The Company had 28,087,011 shares of its Common Stock outstanding and entitled to vote at the Special Meeting, of which 22,732,860 shares were represented at the meeting by holders present in person or by proxy, constituting 80.93% of the shares outstanding and entitled to vote. At the Special Meeting, stockholders voted on and adopted two proposals: (i) approving the issuance by the Company of Company common stock to Diamond S shareholders in connection with the Merger (the 'INSW Share Issuance Proposal') and (ii) approving the adjournment of the Special Meeting to a later date or dates, if necessary or appropriate, to solicit additional proxies in the event there are not sufficient votes at the time of the Special Meeting to approve the INSW Share Issuance Proposal (the 'INSW Special Meeting Adjournment Proposal').

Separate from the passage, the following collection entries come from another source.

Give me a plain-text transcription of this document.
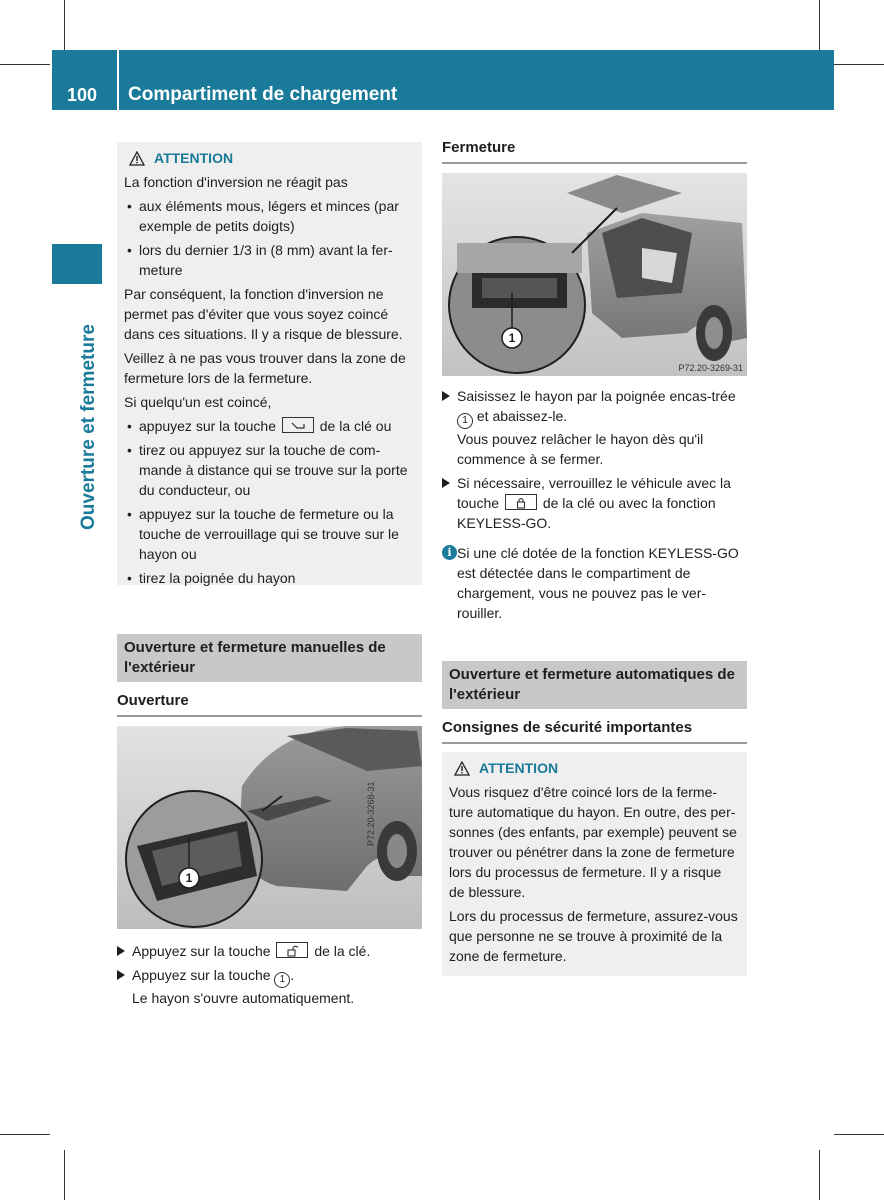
100	Compartiment de chargement
Ouverture et fermeture
ATTENTION

La fonction d'inversion ne réagit pas

• aux éléments mous, légers et minces (par exemple de petits doigts)
• lors du dernier 1/3 in (8 mm) avant la fer-meture

Par conséquent, la fonction d'inversion ne permet pas d'éviter que vous soyez coincé dans ces situations. Il y a risque de blessure.

Veillez à ne pas vous trouver dans la zone de fermeture lors de la fermeture.

Si quelqu'un est coincé,

• appuyez sur la touche	de la clé ou
• tirez ou appuyez sur la touche de com-mande à distance qui se trouve sur la porte du conducteur, ou
• appuyez sur la touche de fermeture ou la touche de verrouillage qui se trouve sur le hayon ou
• tirez la poignée du hayon
Ouverture et fermeture manuelles de l'extérieur
Ouverture
1
P72.20-3268-31
Appuyez sur la touche	de la clé.
Appuyez sur la touche 1 .
Le hayon s'ouvre automatiquement.
Fermeture
1
P72.20-3269-31
Saisissez le hayon par la poignée encas-trée 1 et abaissez-le.
Vous pouvez relâcher le hayon dès qu'il commence à se fermer.
Si nécessaire, verrouillez le véhicule avec la touche	de la clé ou avec la fonction KEYLESS-GO.
i Si une clé dotée de la fonction KEYLESS-GO est détectée dans le compartiment de chargement, vous ne pouvez pas le ver-rouiller.
Ouverture et fermeture automatiques de l'extérieur
Consignes de sécurité importantes
ATTENTION

Vous risquez d'être coincé lors de la ferme-ture automatique du hayon. En outre, des per-sonnes (des enfants, par exemple) peuvent se trouver ou pénétrer dans la zone de fermeture lors du processus de fermeture. Il y a risque de blessure.

Lors du processus de fermeture, assurez-vous que personne ne se trouve à proximité de la zone de fermeture.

The tabulation of the votes cast for each proposal was as follows (and there were no broker non-votes):

PROPOSAL

VOTES FOR

VoteD
Against
ABSTENTIONS
Approval of the INSW Share Issuance Proposal 22,710,874 1,841 20,145
The INSW Special Meeting Adjournment Proposal 19,593,988 3,119,029 19,843

The INSW Share Issuance Proposal was therefore approved. The closing of the Merger remains subject to the satisfaction or waiver of other customary closing conditions. The Merger is expected to close on or about July 16, 2021.